6.実害をもたらしかねない
東電原発事故では、住民が健康被害を起こす量の被曝をしたケースは見られていない。国連科学委員会(UNSCEAR)も、「健康影響について、今後検出可能なレベルで増加することは予想されない」とした上で、「心理的・精神的な影響が最も重要だと考えられる」と結論付けている。

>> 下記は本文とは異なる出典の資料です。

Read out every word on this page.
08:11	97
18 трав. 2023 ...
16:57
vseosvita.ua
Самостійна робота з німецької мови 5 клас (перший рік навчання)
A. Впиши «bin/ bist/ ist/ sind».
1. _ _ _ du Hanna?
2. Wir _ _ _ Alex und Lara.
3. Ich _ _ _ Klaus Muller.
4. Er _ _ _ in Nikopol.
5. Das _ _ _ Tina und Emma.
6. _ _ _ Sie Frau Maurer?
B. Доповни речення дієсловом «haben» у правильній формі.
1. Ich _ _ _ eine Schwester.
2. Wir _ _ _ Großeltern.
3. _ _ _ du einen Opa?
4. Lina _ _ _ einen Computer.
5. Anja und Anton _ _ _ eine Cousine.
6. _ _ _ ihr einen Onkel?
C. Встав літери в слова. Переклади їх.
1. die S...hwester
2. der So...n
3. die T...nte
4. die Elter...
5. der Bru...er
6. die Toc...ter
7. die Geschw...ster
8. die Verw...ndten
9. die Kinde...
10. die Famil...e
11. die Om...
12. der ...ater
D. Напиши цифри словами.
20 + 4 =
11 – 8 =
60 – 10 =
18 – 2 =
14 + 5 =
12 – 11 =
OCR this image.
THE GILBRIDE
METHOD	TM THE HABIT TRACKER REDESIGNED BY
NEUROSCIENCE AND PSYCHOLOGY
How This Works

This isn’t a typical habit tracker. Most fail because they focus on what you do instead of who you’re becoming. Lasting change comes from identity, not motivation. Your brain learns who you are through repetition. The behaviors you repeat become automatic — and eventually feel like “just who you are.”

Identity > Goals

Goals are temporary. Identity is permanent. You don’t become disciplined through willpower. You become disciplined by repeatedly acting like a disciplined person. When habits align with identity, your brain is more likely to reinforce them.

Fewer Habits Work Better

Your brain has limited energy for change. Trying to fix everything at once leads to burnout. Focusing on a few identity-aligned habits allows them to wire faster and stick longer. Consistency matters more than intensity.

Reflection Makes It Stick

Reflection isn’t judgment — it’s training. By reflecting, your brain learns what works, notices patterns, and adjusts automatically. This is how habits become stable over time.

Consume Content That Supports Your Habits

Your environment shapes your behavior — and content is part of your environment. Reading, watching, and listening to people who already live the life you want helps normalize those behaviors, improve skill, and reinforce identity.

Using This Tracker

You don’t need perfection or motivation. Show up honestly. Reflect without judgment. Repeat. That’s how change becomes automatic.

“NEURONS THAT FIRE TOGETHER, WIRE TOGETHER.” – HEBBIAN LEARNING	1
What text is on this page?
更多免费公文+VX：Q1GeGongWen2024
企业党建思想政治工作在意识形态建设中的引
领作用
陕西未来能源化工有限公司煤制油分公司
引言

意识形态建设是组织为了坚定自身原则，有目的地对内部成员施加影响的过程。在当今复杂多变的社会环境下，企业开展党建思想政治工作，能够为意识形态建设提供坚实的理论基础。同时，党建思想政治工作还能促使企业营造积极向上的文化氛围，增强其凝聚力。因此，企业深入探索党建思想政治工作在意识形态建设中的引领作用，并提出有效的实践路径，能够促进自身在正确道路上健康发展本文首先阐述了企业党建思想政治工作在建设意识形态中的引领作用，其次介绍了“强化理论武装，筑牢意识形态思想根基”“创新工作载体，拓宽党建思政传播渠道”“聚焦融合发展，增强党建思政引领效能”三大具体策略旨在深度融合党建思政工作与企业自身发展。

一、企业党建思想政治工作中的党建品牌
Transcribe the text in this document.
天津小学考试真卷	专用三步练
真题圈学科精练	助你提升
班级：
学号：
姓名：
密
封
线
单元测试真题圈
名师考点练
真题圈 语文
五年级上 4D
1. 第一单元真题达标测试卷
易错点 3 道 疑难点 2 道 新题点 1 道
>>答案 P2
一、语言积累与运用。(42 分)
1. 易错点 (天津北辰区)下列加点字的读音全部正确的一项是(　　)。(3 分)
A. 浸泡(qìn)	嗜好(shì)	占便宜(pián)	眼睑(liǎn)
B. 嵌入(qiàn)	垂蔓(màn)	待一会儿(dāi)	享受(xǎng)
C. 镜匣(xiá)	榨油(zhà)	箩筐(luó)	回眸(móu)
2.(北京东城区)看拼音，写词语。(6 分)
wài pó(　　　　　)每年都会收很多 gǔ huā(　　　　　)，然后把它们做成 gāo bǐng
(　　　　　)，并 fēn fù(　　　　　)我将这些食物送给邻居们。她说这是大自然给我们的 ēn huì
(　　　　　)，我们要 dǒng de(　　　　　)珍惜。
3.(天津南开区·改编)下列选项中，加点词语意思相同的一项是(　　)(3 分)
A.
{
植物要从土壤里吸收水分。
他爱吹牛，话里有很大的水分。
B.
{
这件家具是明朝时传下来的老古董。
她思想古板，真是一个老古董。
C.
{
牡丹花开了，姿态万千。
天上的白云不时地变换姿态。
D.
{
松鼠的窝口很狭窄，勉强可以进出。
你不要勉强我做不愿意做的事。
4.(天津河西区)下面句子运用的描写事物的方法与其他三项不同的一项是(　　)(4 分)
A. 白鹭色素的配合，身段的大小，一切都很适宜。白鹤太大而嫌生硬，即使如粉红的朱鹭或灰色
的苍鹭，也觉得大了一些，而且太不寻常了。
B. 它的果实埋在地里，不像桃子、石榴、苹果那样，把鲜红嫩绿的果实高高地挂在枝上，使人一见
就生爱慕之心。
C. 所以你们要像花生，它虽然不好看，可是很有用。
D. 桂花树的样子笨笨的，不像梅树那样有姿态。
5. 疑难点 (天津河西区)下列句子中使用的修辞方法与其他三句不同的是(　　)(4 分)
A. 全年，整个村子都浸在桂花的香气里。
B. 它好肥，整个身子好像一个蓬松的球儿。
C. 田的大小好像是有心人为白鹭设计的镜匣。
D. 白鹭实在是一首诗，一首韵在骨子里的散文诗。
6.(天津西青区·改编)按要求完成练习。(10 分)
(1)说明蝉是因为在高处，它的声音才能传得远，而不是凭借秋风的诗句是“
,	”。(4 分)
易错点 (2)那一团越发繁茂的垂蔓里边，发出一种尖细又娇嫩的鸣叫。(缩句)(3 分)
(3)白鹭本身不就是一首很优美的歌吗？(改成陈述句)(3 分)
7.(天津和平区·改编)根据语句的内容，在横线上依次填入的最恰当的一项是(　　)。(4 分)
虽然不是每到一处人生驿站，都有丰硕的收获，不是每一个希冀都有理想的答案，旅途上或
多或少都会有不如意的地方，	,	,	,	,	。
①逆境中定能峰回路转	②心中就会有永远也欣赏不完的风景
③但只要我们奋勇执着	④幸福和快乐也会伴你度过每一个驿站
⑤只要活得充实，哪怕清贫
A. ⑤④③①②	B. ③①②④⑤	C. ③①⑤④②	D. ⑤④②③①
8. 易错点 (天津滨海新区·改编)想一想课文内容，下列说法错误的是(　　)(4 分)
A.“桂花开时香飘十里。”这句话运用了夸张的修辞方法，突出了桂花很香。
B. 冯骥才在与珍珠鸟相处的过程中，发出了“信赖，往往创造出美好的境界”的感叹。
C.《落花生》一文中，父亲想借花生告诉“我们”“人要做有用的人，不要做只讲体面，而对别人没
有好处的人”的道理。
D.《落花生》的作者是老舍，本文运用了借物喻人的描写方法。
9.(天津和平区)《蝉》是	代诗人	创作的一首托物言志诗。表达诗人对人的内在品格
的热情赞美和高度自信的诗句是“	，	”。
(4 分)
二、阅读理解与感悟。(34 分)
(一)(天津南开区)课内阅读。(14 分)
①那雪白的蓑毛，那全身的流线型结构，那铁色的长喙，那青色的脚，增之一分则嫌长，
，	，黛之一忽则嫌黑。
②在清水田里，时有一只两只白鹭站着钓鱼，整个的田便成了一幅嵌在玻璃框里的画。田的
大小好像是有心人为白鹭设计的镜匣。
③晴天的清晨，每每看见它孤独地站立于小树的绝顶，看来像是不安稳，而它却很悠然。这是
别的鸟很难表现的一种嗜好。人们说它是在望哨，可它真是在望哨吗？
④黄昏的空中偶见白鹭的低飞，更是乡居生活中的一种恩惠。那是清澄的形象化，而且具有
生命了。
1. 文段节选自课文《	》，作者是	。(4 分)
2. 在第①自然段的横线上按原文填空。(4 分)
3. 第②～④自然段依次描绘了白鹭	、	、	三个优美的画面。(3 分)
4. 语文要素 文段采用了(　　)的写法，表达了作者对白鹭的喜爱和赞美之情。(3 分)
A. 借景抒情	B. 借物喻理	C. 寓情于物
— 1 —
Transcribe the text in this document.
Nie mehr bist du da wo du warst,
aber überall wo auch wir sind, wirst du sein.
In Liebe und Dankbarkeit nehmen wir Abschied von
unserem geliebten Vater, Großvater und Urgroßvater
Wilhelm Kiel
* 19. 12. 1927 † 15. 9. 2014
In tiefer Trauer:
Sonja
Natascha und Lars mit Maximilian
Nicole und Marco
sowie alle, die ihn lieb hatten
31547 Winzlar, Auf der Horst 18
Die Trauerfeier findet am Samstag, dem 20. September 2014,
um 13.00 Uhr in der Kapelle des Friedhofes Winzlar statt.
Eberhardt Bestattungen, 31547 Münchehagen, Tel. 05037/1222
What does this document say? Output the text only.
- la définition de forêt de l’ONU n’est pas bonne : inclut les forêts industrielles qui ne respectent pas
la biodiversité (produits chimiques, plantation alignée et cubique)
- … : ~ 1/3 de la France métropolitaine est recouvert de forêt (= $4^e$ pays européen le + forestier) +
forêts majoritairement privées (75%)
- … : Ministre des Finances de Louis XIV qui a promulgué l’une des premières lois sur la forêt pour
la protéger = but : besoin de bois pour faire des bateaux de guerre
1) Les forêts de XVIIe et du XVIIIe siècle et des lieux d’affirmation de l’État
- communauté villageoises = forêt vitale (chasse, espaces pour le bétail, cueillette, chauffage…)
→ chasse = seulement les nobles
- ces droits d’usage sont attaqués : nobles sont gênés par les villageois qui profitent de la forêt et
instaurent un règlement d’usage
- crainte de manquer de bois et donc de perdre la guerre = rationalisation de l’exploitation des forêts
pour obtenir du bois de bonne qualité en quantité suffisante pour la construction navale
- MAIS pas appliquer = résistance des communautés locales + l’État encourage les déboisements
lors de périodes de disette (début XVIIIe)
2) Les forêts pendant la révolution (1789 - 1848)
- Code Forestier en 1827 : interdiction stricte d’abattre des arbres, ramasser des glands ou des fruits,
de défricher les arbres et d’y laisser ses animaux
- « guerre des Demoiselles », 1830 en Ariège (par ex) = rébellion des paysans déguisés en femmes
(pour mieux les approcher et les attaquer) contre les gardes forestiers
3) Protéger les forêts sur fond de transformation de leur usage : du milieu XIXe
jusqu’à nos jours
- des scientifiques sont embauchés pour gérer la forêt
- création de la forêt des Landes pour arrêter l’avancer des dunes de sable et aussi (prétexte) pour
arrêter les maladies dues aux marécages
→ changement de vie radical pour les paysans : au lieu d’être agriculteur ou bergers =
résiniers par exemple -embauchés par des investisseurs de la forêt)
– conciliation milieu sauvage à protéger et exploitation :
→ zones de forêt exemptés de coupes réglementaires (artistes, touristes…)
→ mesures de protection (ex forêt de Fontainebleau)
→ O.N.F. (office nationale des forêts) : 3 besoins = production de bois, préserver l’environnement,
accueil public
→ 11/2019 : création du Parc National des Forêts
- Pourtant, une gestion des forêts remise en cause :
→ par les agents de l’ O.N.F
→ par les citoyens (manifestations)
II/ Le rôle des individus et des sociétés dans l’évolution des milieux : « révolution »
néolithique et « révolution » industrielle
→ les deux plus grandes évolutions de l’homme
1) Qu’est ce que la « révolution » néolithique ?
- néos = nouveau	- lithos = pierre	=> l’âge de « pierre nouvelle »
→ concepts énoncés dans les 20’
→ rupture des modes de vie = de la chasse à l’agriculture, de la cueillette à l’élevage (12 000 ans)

ただし、この「心理的・精神的な影響」こそが深刻なリスクとなる。たとえば2006年に世界保健機関(WHO)から出された報告書では、1986年に起こったチョルノービリでの原発事故における健康被害の総括として、「メンタルヘルスへの衝撃は、チョルノービリ原発事故で引き起こされた、最も大きな地域保健の問題である」と結論付けた。
福島と違い住民に特異な被曝があったチョルノービリでさえ、強い不安や恐怖こそが被曝以上に健康への脅威をもたらしたというのだ。その他の異なる研究でも、「高い健康不安」が心疾患発症や死亡率を上げることが指摘されている。
グリーンピースが科学的事実ばかりか当事者さえ無視して繰り返してきた執拗な「汚染」呼ばわり、社会不安や恐怖の煽動は、全く正当化できない「加害」そのものだ。
以上6つの理由からグリーンピースによる海洋放出反対運動に対し、被災地に出自を持ち、今も福島に暮らし続ける一人の県民として最大限の非難と抗議の意を表する。